Big Picture: Sector Performance in 2025
Zooming out, year-end is an ideal time to take stock of all 11 S&P 500 sectors. For this, I go back to my personally saved PerfChart. You too can create a library of your favorite StockCharts pages. Just click the “Permalink” icon or “Share” link whenever you see it (it’s available on most charts and pages across the site). Save it in your browser as you would any other bookmark.

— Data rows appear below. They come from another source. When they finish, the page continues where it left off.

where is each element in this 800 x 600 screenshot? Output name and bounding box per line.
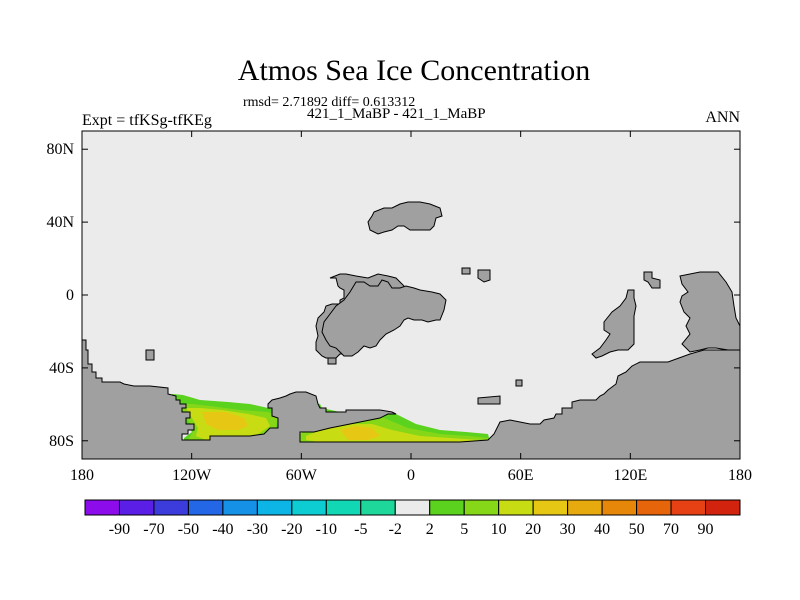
- colorbar-label: -20: [281, 521, 302, 538]
- chart-title: Atmos Sea Ice Concentration: [237, 54, 591, 87]
- colorbar: -90 -70 -50 -40 -30 -20 -10 -5 -2 2 5 10 20 30 40 50 70 9…: [84, 499, 741, 538]
- island-south-atlantic: [145, 349, 155, 361]
- colorbar-label: 2: [426, 521, 434, 538]
- colorbar-swatch: [291, 499, 327, 516]
- season-label: ANN: [705, 109, 740, 126]
- colorbar-swatch: [532, 499, 569, 516]
- island-indian-ocean: [515, 379, 523, 387]
- colorbar-label: -70: [143, 521, 164, 538]
- x-tick-label: 180: [728, 467, 752, 484]
- colorbar-swatch: [636, 499, 672, 516]
- colorbar-swatch: [325, 499, 362, 516]
- colorbar-swatch: [187, 499, 224, 516]
- y-tick-label: 40N: [46, 214, 74, 231]
- colorbar-swatch: [601, 499, 638, 516]
- colorbar-label: 90: [698, 521, 714, 538]
- stats-line: rmsd= 2.71892 diff= 0.613312: [243, 95, 416, 110]
- colorbar-label: -40: [212, 521, 233, 538]
- africa: [321, 279, 447, 357]
- island-pacific-2: [477, 269, 491, 283]
- colorbar-label: 70: [663, 521, 679, 538]
- colorbar-swatch: [256, 499, 293, 516]
- colorbar-swatch: [394, 499, 431, 516]
- sea-ice-field-west: [172, 394, 282, 443]
- colorbar-label: 5: [460, 521, 468, 538]
- chart-subtitle: 421_1_MaBP - 421_1_MaBP: [307, 106, 486, 122]
- colorbar-swatch: [498, 499, 534, 516]
- colorbar-swatch: [429, 499, 465, 516]
- colorbar-swatch: [670, 499, 707, 516]
- x-tick-label: 60E: [508, 467, 534, 484]
- x-tick-label: 120E: [613, 467, 647, 484]
- y-tick-label: 80S: [49, 433, 74, 450]
- antarctica-and-southern-land: [82, 339, 740, 459]
- colorbar-label: -50: [178, 521, 199, 538]
- colorbar-label: 40: [594, 521, 610, 538]
- colorbar-swatch: [705, 499, 741, 516]
- colorbar-label: 50: [629, 521, 645, 538]
- colorbar-label: -2: [389, 521, 402, 538]
- colorbar-label: -30: [247, 521, 268, 538]
- axis-layer: 180 120W 60W 0 60E 120E 180 80N 40N 0 40S 80S: [46, 131, 752, 484]
- colorbar-swatch: [118, 499, 155, 516]
- india-region: [591, 289, 637, 359]
- x-tick-label: 180: [70, 467, 94, 484]
- x-tick-label: 0: [407, 467, 415, 484]
- y-tick-label: 40S: [49, 360, 74, 377]
- island-asia: [643, 271, 661, 289]
- colorbar-label: 10: [491, 521, 507, 538]
- colorbar-label: 20: [525, 521, 541, 538]
- x-tick-label: 60W: [286, 467, 318, 484]
- x-tick-label: 120W: [172, 467, 212, 484]
- y-tick-label: 80N: [46, 141, 74, 158]
- experiment-label: Expt = tfKSg-tfKEg: [82, 112, 212, 129]
- africa-eurasia-block: [367, 201, 443, 235]
- colorbar-label: -5: [354, 521, 367, 538]
- island-sub-antarctic: [477, 395, 501, 405]
- colorbar-label: -10: [316, 521, 337, 538]
- colorbar-label: 30: [560, 521, 576, 538]
- colorbar-swatch: [360, 499, 396, 516]
- colorbar-swatch: [84, 499, 120, 516]
- colorbar-swatch: [463, 499, 500, 516]
- colorbar-swatch: [567, 499, 603, 516]
- asia-east: [679, 271, 740, 353]
- island-south-pacific: [327, 357, 337, 365]
- colorbar-swatch: [153, 499, 189, 516]
- colorbar-swatch: [222, 499, 258, 516]
- y-tick-label: 0: [66, 287, 74, 304]
- island-pacific: [461, 267, 471, 275]
- colorbar-label: -90: [109, 521, 130, 538]
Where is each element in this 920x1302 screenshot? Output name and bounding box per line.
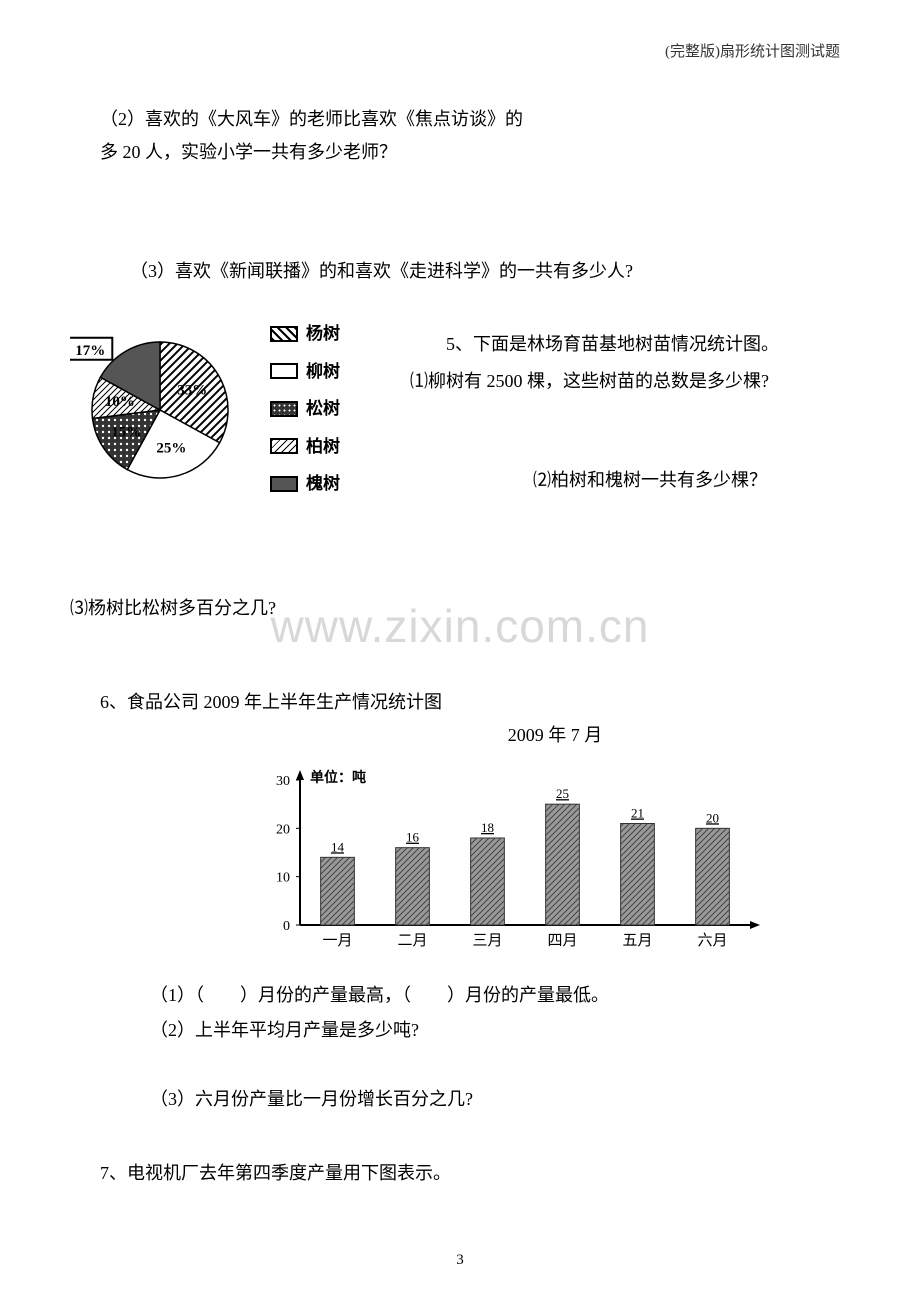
q6-sub3: （3）六月份产量比一月份增长百分之几? [150, 1085, 850, 1114]
q2-line2: 多 20 人，实验小学一共有多少老师？ [100, 138, 850, 167]
svg-text:单位：吨: 单位：吨 [310, 769, 366, 786]
q7-title: 7、电视机厂去年第四季度产量用下图表示。 [100, 1159, 850, 1188]
svg-text:21: 21 [631, 805, 644, 820]
svg-text:18: 18 [481, 820, 494, 835]
svg-text:14: 14 [331, 839, 345, 854]
q2-line1: （2）喜欢的《大风车》的老师比喜欢《焦点访谈》的 [100, 105, 850, 134]
svg-text:二月: 二月 [397, 933, 427, 949]
q5-sub1: ⑴柳树有 2500 棵，这些树苗的总数是多少棵? [410, 367, 850, 396]
svg-text:0: 0 [283, 919, 290, 934]
q5-title: 5、下面是林场育苗基地树苗情况统计图。 [410, 330, 850, 359]
svg-text:25%: 25% [156, 441, 186, 457]
q3-text: （3）喜欢《新闻联播》的和喜欢《走进科学》的一共有多少人? [130, 257, 850, 286]
legend-item: 槐树 [270, 465, 340, 502]
q5-sub2: ⑵柏树和槐树一共有多少棵？ [450, 466, 850, 495]
legend-item: 柳树 [270, 353, 340, 390]
pie-section: 33% 25% 15% 10% 17% 杨树柳树松树柏树槐树 5、下面是林场育苗基地树苗… [70, 315, 850, 504]
svg-text:20: 20 [706, 810, 719, 825]
svg-text:五月: 五月 [622, 933, 652, 949]
svg-text:三月: 三月 [472, 933, 502, 949]
svg-text:20: 20 [276, 822, 290, 837]
q6-title: 6、食品公司 2009 年上半年生产情况统计图 [100, 688, 850, 717]
legend-item: 杨树 [270, 315, 340, 352]
svg-text:25: 25 [556, 786, 569, 801]
svg-text:六月: 六月 [697, 932, 727, 949]
svg-text:16: 16 [406, 829, 420, 844]
svg-text:17%: 17% [75, 344, 105, 360]
svg-text:一月: 一月 [322, 933, 352, 949]
page-number: 3 [0, 1248, 920, 1272]
legend-item: 松树 [270, 390, 340, 427]
pie-legend: 杨树柳树松树柏树槐树 [270, 315, 340, 502]
svg-text:10%: 10% [105, 394, 135, 410]
bar-chart: 0 10 20 30 单位：吨 14 一月 16 二月 18 三月 25 四月 21 五月 20 六月 [250, 765, 850, 964]
svg-text:33%: 33% [177, 383, 207, 399]
pie-chart: 33% 25% 15% 10% 17% [70, 315, 250, 504]
svg-text:四月: 四月 [547, 933, 577, 949]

This PerfChart (shown below) sits near the top of my technical-analysis online library. The data show that Communication Services is set to take the 2025 crown, up 33% through 248 trading days. Information Technology is the runner-up at +25%. It’s not all about the “TMT” sectors, though. Industrials and Financials are up between 15–20%, performing roughly in line with the S&P 500 on a price-only basis.
Materials, despite XLB at a record level, has actually lagged the SPX. Additionally, three sectors are underperforming the aggregate bond market — Energy, Consumer Staples, and Real Estate. Just as the “Dogs of the Dow” strategy makes the rounds as the ball drops in Times Square on New Year’s Eve, value and contrarian investors may look to find diamonds in the rough among this triad of laggard sectors.

Index Weighting Matters
While I’m partial to my bookmarked sector-performance Permalink, traders can also take advantage of predefined PerfCharts groups. To do so, select S&P Sector ETFs in PerfCharts, toggle on the S&P 500 ETF, and then sort YTD by performance. You’ll notice a different lineup than the one shown earlier.
In this case, Information Technology (XLK) — not Communication Services (XLC) — is likely to claim the No. 1 spot. If you’re wondering why the ETF rankings don’t perfectly match the S&P 500 Index sectors, the answer lies in weighting and concentration limits (look up the 25/5/50 rule if you’re in the mood for some dull holiday reading).

The Bottom Line
Low volume, a low VIX, and small daily moves are common traits of the middle of the Santa Claus Rally period. If you’re a market junkie like me, there’s no better time to step back and gauge the price-action landscape.
Yes, tech and AI have reigned supreme since the middle of April, but there may be a new Magnificent Seven comprised of gold, silver, platinum, copper, palladium — and maybe we can toss in live cattle and feeder cattle. Materials is not a monolith, and I expect Wall Street’s focus to revert to AI and the consumer once folks return from the holidays next week.
Disclaimer: This blog is for educational purposes only and should not be construed as financial advice. The ideas and strategies should never be used without first assessing your own personal and financial situation, or without consulting a financial professional.